Lost Texts Spur Oversight Inquiry Into Former SEC Chair Gary Gensler

Simply put

  • House Republicans have told current SEC Chairman Paul Atkins that they are investigating the loss of text messages from former Speaker Gary Gensler’s smartphone over the next year.
  • Last month, the inspector’s general report office discovered that due to failures from IT staff and declining policies, messages from October 2022 to September 2023 would be permanently deleted.
  • Coinbase Clo Paul Grewal tweeted that the district court ordered all parties to appear on October 8th to address the deletion of the text.

Almost a year of text messages from former Securities and Exchange Commission Chairman Gary Gensler was permanently removed due to an agency error, urging House Republicans to launch a surveillance investigation into the lapse of regulations.

Chairs on four Republican committees, including House Financial Services Committee Chairman French Hill, informed current SEC Chairman Paul Atkins that Congress is investigating the loss of Gensler’s communications between October 2022 and September 2023, extending the agency’s most offensive enforcement in a letter sent Tuesday.

“It appears that former chairman Jensler has bound businesses to standards that his own agency did not meet,” the letter states, saying that the SEC has raised more than $400 million from businesses in fiscal year 2023 alone for record-keeping violations.

Gensler’s smartphone stopped syncing with the agency’s device management system on July 6, 2023, but according to an inspector’s general report released last month, “Otherwise it worked fine and was used regularly.

The lawmaker’s letter did not take action for 62 days, despite warnings that were flagged as active every two weeks that were not flagged as inactive every two weeks.

The House letter argued that former Speaker Gensler’s staff were “usually texted for administrative reasons,” but the IG Review stated that they “found multiple instances of substantial, mission-related communications between Gensler, his staff, his fellow commissioners, and other senior officials.”

“The district court had just ordered everyone to show up on October 8th to deal with the destruction of documents by Gensler @Secgov. Tweet on tuesday. “We appreciate the court’s attention on this matter.”

Gensler’s crackdown on Crypto

The lost communication spans the period when Gensler began industry-wide regulatory assault after the collapse of FTX in November 2022.

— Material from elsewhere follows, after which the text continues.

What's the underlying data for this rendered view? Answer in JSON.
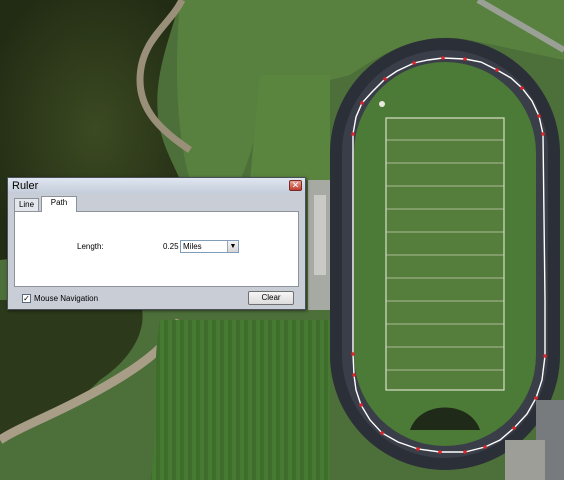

Under his leadership, the SEC argued that the crypto industry’s business model was “built on the basis of non-compliance,” and in a June 2023 interview with CNBC, Gensler declared “no digital currency is needed,” above the US dollar.

He compared the crypto sector to the 1920s before the introduction of federal securities laws, calling participants “the con artists who ran the “Hacksters, con artists and the “Ponzi scheme.”

The agency has approved more than 100 enforcement actions against crypto companies during this period, covering major exchanges such as Coinbase, Kraken, and Binance.

Last month, through third-party investigator History Associates, Coinbase called for sanctions against the SEC, calling the agency’s “destructive and delayed approach to records” the cause of “irreparable damage.”

In 2013, Gensler was chairman of the Commodity Futures Trading Commission, but the letter noted that inspectors at the agency criticized him for running official business through his personal email account.

Republicans are now coordinating with inspectors to see if communications from other high-ranking officials have been lost similarly and whether agency internal controls adequately protect federal records.

The SEC was transformed under the Donald Trump administration, and the president appointed code advocate and former SEC committee member Paul Atkins to replace Jensler.

Atkins was confirmed in April and launched Project Crypto, a radical initiative to ease regulations on digital assets.